We can only speculate on the reasons why students or staff attack their college or university - for the “fun” of disruption and kudos among peers of launching an attack that stops internet access and causes chaos, or because they bear a grudge for a poor grade or failure to secure a pay rise.
Occasionally, we can pinpoint the exact reason for an attack.
A while back we noticed a DDoS attack against a university, so we activated the foundation DDoS mitigation service, which reduces the impact of an attack. A couple of hours later the same institution was targeted again.
The attacks went on for four days and most were occurring at night, so we worked with the university to identify the target. This turned out to be the halls of residence, which raised further questions. We looked at what else was happening on the network at the same time as the attacks and we found a lot of traffic going to online gaming websites.
Further investigation showed that a student in halls had been playing an online game and had attacked another gamer to try and secure an advantage. What we were seeing coming over the network and into the hall of residence was a revenge DDoS attack.
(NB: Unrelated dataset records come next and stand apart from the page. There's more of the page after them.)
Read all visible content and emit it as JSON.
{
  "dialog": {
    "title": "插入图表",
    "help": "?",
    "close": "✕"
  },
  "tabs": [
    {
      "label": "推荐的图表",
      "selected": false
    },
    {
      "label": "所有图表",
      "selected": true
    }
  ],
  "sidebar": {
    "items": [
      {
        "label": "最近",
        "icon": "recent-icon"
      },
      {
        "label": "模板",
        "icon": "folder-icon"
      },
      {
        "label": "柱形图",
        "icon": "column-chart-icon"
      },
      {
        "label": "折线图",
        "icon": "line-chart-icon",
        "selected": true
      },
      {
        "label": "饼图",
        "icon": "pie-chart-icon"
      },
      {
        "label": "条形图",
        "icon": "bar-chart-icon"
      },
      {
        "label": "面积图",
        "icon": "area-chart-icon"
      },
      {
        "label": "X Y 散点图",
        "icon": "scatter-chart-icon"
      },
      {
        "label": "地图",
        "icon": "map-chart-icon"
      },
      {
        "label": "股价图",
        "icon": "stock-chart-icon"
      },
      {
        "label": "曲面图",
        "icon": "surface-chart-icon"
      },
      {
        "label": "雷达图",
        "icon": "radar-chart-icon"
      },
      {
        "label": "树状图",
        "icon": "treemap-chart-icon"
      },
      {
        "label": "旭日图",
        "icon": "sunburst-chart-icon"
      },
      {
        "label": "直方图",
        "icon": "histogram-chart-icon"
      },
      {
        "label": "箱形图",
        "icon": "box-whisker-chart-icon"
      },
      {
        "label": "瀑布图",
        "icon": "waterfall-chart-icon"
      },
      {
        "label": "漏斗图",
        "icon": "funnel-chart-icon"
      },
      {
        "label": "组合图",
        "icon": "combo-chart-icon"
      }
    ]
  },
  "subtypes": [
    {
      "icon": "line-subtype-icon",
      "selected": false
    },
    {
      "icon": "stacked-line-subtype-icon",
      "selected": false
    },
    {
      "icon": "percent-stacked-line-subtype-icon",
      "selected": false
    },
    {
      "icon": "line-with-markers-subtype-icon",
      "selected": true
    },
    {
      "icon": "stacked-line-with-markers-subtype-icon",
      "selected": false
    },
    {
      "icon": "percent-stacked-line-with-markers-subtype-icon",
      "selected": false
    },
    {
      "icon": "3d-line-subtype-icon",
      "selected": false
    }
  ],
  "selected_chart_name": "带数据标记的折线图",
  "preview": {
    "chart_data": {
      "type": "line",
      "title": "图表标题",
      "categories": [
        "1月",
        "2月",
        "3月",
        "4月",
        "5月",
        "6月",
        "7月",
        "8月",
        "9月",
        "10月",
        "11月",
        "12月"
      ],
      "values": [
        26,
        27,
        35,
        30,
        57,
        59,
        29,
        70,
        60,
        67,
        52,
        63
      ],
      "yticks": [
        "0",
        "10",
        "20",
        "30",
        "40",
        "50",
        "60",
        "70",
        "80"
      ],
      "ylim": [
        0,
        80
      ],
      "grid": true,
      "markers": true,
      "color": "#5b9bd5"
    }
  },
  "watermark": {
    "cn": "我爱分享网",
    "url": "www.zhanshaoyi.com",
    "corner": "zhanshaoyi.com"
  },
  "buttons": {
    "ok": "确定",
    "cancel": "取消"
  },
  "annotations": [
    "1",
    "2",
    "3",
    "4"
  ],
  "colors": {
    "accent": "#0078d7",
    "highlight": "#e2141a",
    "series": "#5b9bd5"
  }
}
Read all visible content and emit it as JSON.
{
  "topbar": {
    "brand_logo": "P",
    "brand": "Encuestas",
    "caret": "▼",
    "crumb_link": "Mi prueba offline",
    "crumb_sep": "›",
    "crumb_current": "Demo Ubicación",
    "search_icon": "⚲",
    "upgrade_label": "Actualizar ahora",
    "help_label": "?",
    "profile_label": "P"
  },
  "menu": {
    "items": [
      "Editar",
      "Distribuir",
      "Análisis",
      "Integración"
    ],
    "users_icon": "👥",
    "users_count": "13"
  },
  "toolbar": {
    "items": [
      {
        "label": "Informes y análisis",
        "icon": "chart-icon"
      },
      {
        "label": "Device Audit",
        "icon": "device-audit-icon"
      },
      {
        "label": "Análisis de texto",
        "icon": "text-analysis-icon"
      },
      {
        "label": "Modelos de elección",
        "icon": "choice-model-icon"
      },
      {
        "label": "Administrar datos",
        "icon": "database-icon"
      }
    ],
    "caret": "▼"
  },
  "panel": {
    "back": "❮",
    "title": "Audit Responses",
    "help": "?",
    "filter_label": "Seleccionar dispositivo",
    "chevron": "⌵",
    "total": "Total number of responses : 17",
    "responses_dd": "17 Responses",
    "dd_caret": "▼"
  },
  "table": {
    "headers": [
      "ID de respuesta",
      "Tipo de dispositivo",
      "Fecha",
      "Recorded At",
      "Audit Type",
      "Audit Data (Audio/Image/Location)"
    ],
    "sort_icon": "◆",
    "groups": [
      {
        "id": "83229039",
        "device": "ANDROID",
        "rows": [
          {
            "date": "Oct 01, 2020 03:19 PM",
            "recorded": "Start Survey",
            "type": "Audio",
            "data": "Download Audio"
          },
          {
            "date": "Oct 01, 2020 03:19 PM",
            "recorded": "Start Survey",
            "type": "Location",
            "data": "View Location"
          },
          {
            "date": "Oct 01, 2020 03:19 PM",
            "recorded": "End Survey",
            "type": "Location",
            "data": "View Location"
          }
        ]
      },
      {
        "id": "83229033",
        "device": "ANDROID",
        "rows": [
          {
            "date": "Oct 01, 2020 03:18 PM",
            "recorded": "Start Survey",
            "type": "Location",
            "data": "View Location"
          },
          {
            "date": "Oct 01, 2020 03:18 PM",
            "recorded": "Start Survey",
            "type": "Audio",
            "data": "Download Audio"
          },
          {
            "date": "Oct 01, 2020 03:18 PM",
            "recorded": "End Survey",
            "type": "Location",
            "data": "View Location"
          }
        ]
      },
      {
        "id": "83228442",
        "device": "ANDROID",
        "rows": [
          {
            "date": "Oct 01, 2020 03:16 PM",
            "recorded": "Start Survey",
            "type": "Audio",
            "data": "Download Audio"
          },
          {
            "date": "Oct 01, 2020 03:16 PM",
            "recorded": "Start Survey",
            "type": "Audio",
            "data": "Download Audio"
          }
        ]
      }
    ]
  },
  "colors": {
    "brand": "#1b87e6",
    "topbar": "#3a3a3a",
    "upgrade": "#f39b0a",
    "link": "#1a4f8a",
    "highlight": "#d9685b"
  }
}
There are several examples of students attacking colleges or universities, and their motivation varies. One student convicted of offences connected to the TalkTalk incident in 2015 stated he was “just showing off to [his] mates”. That student had also targeted the University of Manchester and Cambridge University Library.
Adam Mudd was also prosecuted for cyber attacks against his college. Mudd admitted to attacking West Herts College, where he was a computer science student. This attack also affected 70 other institutions in the region, including the universities of East Anglia, Essex and Cambridge. Mudd’s explanation for one of his attacks is that the college had not acted when he had reported that he had been mugged.
If a student is caught engaging in illegal online activity like this, it would be up to the college or university to discipline that student. If they want to try and prosecute, they can ask us to help provide evidence, but this doesn’t happen often.
Most of the time when cyber attackers are caught and convicted it’s because they make mistakes. For example, a former student from Stockport who was in court last year for attacking the Janet Network, the National Crime Agency and several multi-national businesses was identified because he failed to cover his tracks.
We operate a zero-tolerance policy to attackers and gave evidence to the police which helped trace and convict this young man. In his case, the motivation was money: Jack Chappell was working with a criminal gang.
Time to get serious
So, there is evidence both circumstantial and from the justice system to suggest that students and staff may well be responsible for many of the DDoS attacks we see on the Janet Network.
Jisc’s security operations centre is there to help mitigate attacks on our members, but colleges and universities are responsible for their own cyber space and should not underestimate the potentially huge financial and reputational impact of a network outage.
Unfortunately, there are far more serious criminal players at work that organisations ignore at their peril. It’s likely that some of these more sophisticated attacks are designed to steal intellectual property, targeting sensitive and valuable information held at universities and research centres.
The blame could lie with criminals intent on selling information to the highest bidder, a business wanting to uncover a competitor’s secrets, or a foreign power trying to gain political leverage. Security agencies, including the National Cyber Security Centre and the FBI, have already warned of state-sponsored attacks by countries including Russia, and the education sector is just as much at risk as any other in the UK.
When it comes to cyber security, complacency is dangerous. We do everything we can to help keep our members’ safe, but there’s no such thing as a 100% secure network.